Tussen Della Faillelaan en Berkenlaan bepaalt een homogene groep cottagevilla’s uit de vroege jaren 1920 het straatbeeld, vanuit speculatief oogpunt gerealiseerd door twee actoren. De bouwmaatschappij “Voorspoed” tekende aan de onpare zijde voor de integraal bewaarde groepsbebouwing van woningen op basis van een standaardtype, ontworpen door de specialisten ter zake Léopold De Coninck en Maurice Potié. Aannemer-bouwmeester Gerard Kloppers richtte aan de pare zijde voor eigen rekening een reeks cottagevilla’s van uiteenlopend type op, en een geheel van meergezinswoningen op de hoek met de Berkenlaan. Twee van deze villa's zijn verdwenen, één op nummer 42 werd onherkenbaar verbouwd. Een van de meest opmerkelijke cottages uit deze periode in de Nieuw-Parkwijk "Den Brandt", is de villa Samuels door Florent Vaes, geïnspireerd op de contemporaine Engelse landhuisbouw. Het meest westelijke straatgedeelte van de Acacialaan is aan de pare zijde ingevuld met een homogene groep burgerhuizen en bescheiden meergezinswoningen in rijbebouwing met voortuintjes, opgetrokken tussen 1925 en 1928 in de toen gangbare cottage- en art-decostijl. Tot de minder interessante voorbeelden behoort de woning in opdracht van Frans Dewolf door de gebroeders Wauters uit 1925 op nummer 54, en de meergezinswoning in opdracht van Jean Foriers door Gérard Saenen uit 1928 op nummer 70. De door een bominslag vernielde woning Nieberding op nummer 68, oorspronkelijk eveneens ontworpen door de gebroeders Wauters in 1927, kreeg in 1947 een nieuwe voorgevel naar ontwerp van Renaat Braem.

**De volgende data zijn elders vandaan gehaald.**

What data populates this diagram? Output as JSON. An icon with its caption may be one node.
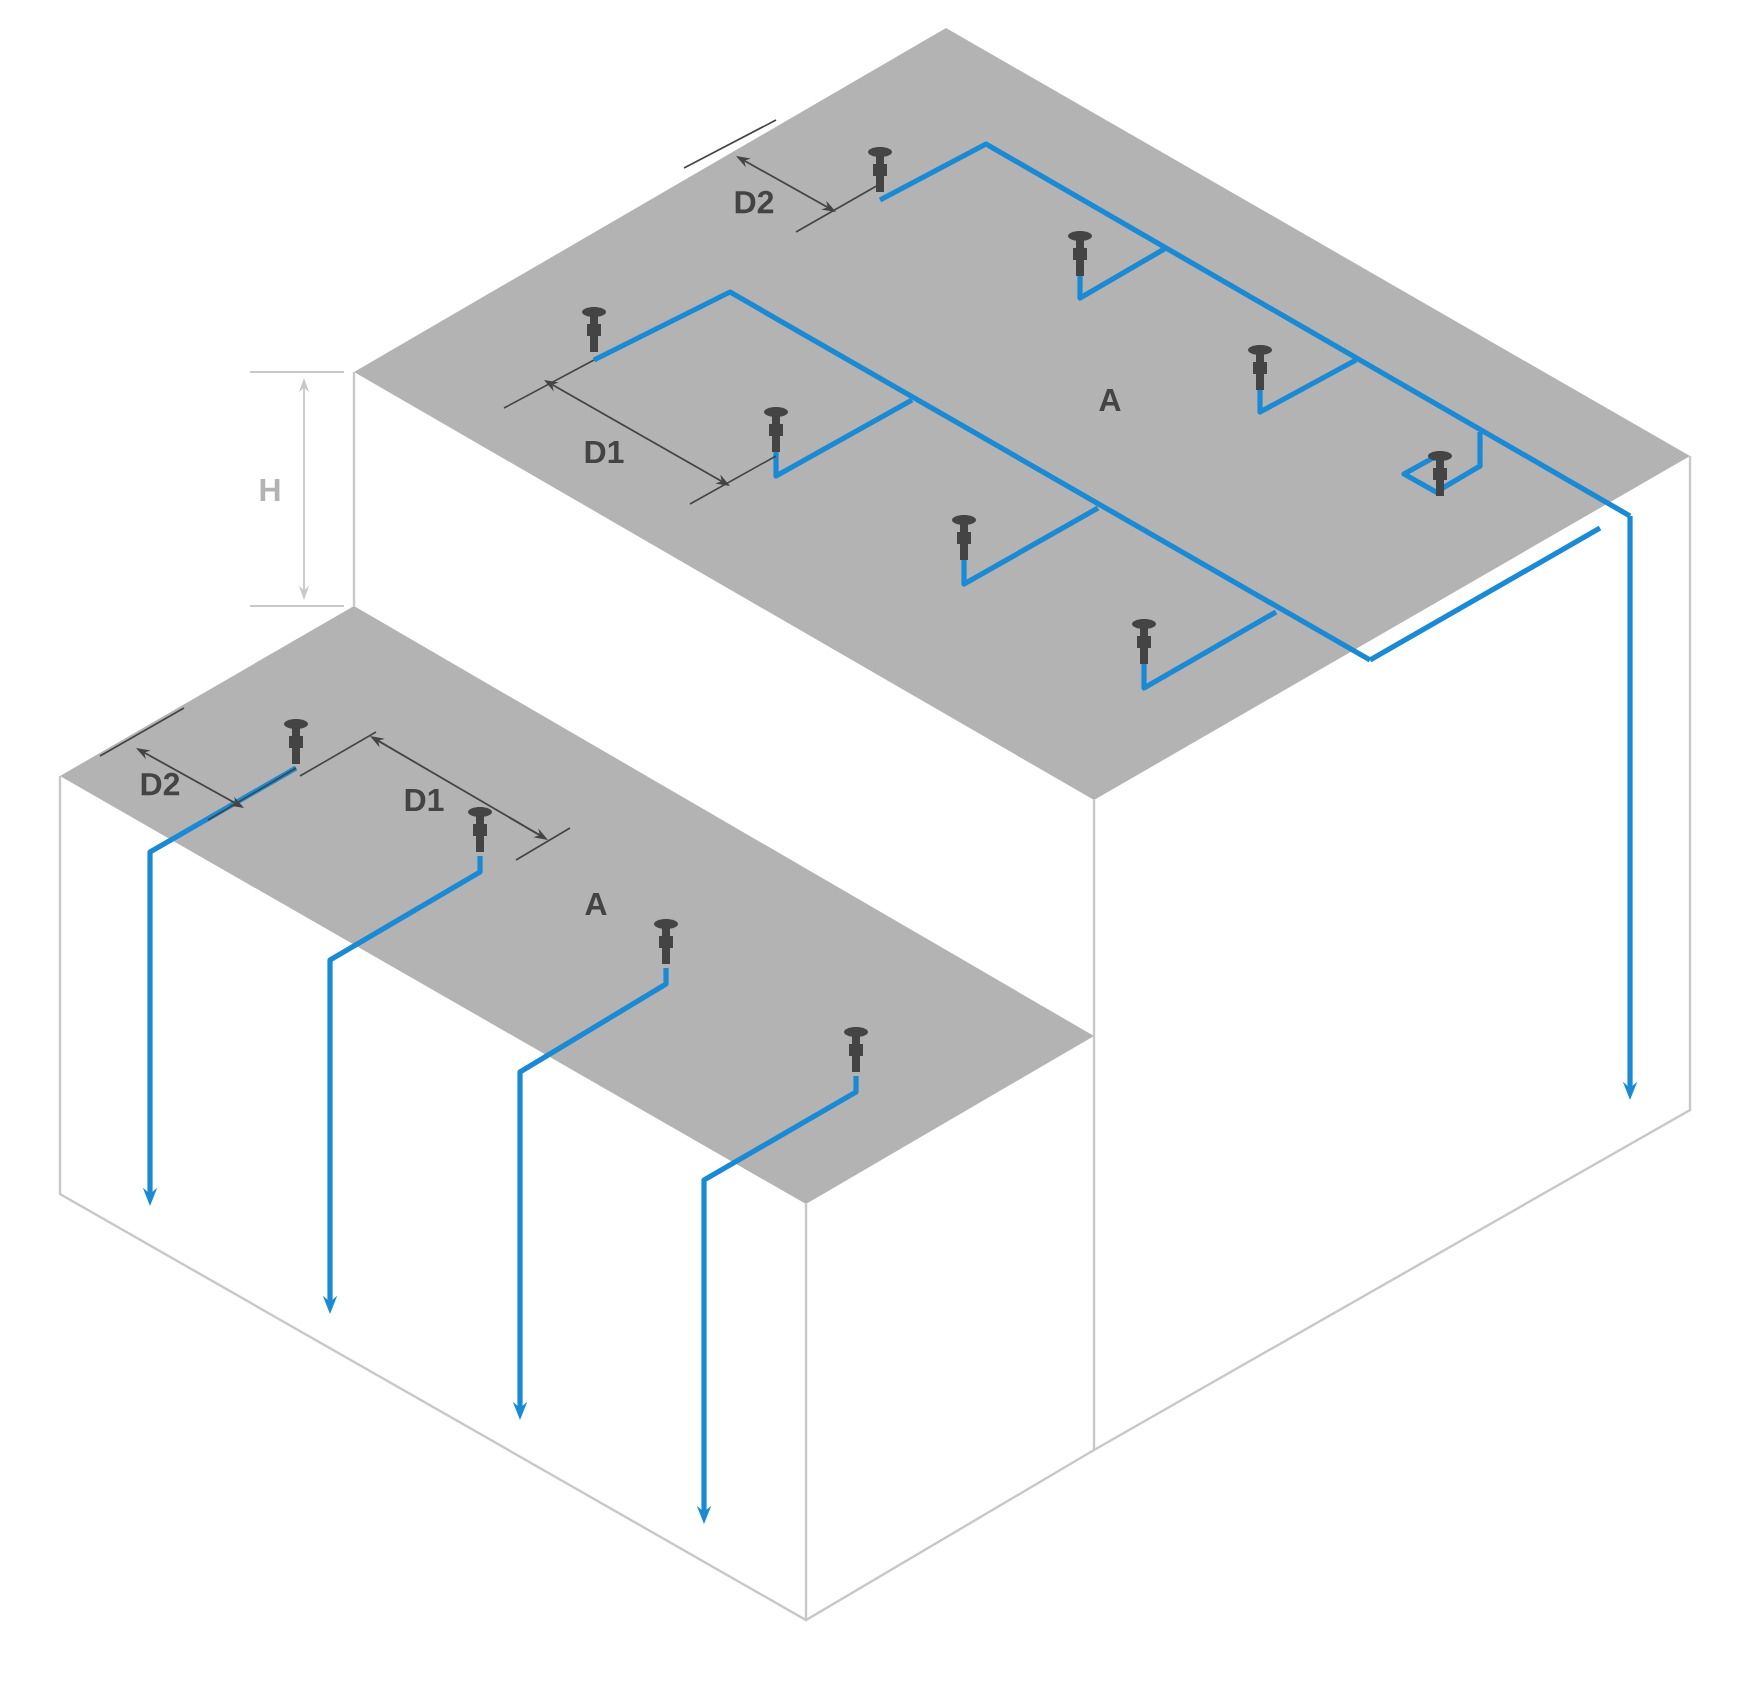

De naoorlogse periode kende twee belangrijke bebouwingsfases, de late jaren 1940 tot midden 1950 door de verkaveling van "Cleveland" en "Les Aiglons", en de late jaren 1960 tot begin 1970 door de creatie van extra bouwpercelen aan de noordrand van Park Den Brandt. Uit de eerste fase dateert een reeks villa’s die de klassiek traditionalistische strekking binnen de naoorlogse landhuisbouw vertegenwoordigen, met als vroegste voorbeeld de in 1941 door Frans Laporta ontworpen villa van de arts en kunstverzamelaar Edmond Conreur op nummer 10. Onder deze categorie vallen de woning Gustave De Bruyn door Rob Van der Aa uit 1948 op nummer 24, de villa C. Van den Berghe door Georges Thielens uit 1949 op nummer 12, het stel tweewoonsten in opdracht van J. Uyttenbroeck en de arts A. Verstreken door Maurice De Vocht uit 1954 op nummer 2 en Beukenlaan 10, en de villa René-Victor Gaasch-Muller door Luc Viérin uit 1959 op nummer 4. Van een eigentijdse regionalistische inspiratie getuigt de villa Henri Voet door Vincent Cols en Jules De Roeck uit 1950 op nummer 20, hoek Seringenlaan. De enige twee modernistische landhuizen uit deze periode werden onherkenbaar verbouwd: de woning Léo Steigrad door Walter Bresseleers als medewerker van Léon Stynen uit 1955 op nummer 8, en de woning Jacques Cornet door Georges Baines uit 1963 op nummer 57. Tussen de overwegend traditionalistische bebouwing van omstreeks 1970 aan de noordrand van Park Den Brandt, springen drie landhuizen uit de toon door een radicaal eigentijdse vormgeving, de woningen Van Goethem en Klein door Baines, en de woning Krochmal door Paul Meekels. Meer recent zijn het in 1980-1981 door Eddy Posson en Yves Donck ontworpen landhuis Vijah Shah op nummer 25, dat de schaalverhouding van de bebouwing in de wijk verstoort, en de postmoderne diamantairsvilla door Marc Corbiau uit 1986 op nummer 18.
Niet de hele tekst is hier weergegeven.